In this talk, I'll show how data mined from user-generated web content can inform three interesting applications in public health and behavioral medicine: (1) tracking the prevalence of influenza in the US and around the world (through Twitter); (2) monitoring rates of air pollution throughout China (through Sina Weibo); (3) understanding how people use the web to make important medical decisions (through search query logs). The common theme is that all three tasks can be improved by using NLP to filter for "experiential" data: messages indicating that the author is personally experiencing the relevant event (e.g. a flu infection) and not discussing a more general awareness or concern. I'll also discuss how I'd like to see (text-driven) computational epidemiology grow as a field, and where NLP can make the largest contributions.

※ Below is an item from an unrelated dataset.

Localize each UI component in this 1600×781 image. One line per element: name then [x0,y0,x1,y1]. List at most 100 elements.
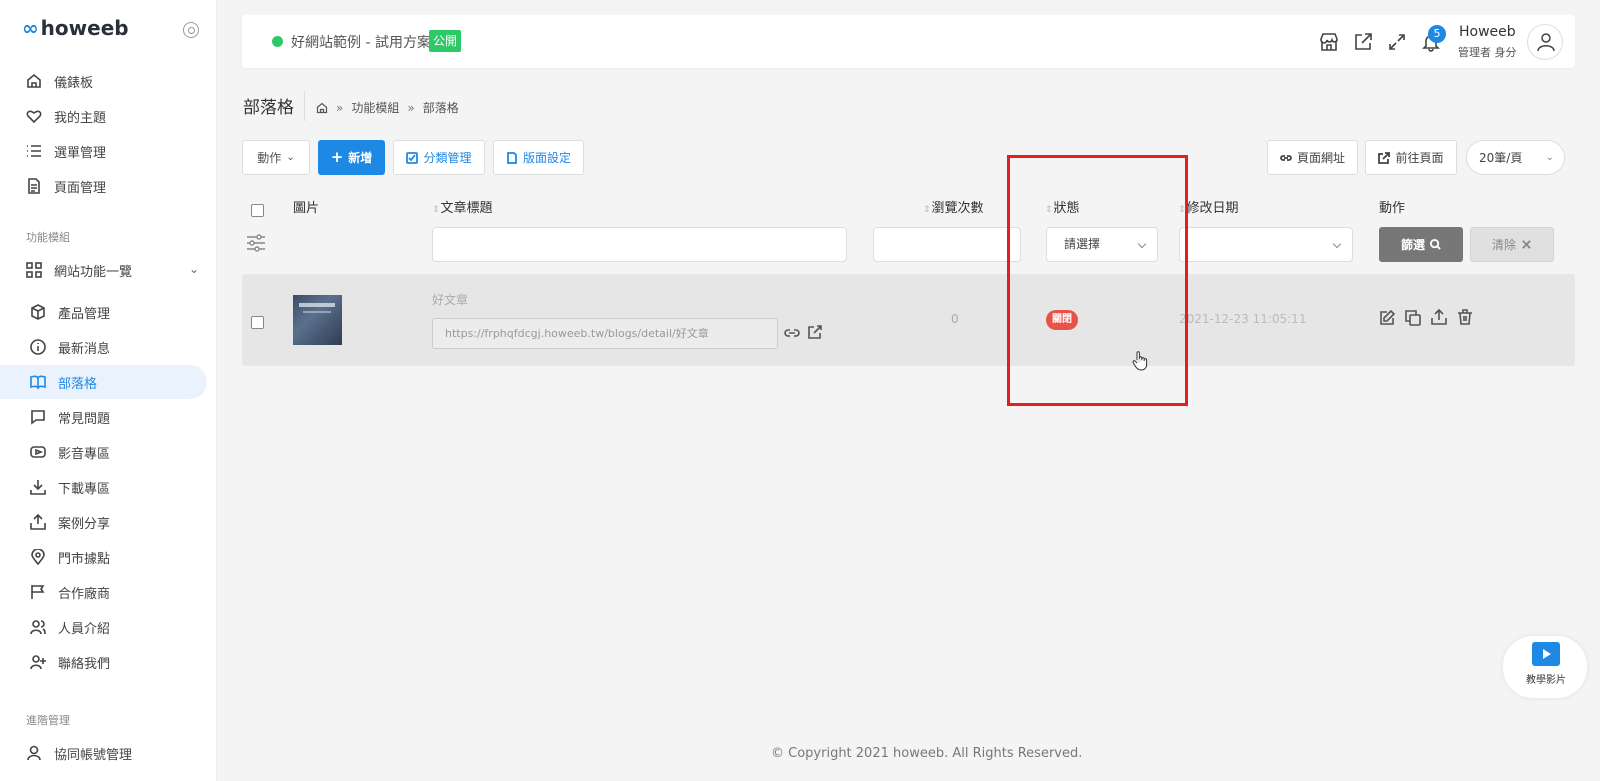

This talk covers joint work with Mark Dredze (JHU), David Broniatowski (GWU), Shiliang Wang (JHU), Michael Smith (JHU), Alex Lamb (JHU->Amazon), Ryen White (MSR) and Eric Horvitz (MSR).
Michael Paul is a PhD candidate in Computer Science at Johns Hopkins University. He earned an M.S.E. in CS from Johns Hopkins University in 2012 and a B.S. in CS from the University of Illinois at Urbana-Champaign in 2009. He has received PhD fellowships from Microsoft Research, the National Science Foundation, and the Johns Hopkins University Whiting School of Engineering. His research focuses on exploratory machine learning and natural language processing for the web and social media, with applications to computational epidemiology and public health informatics.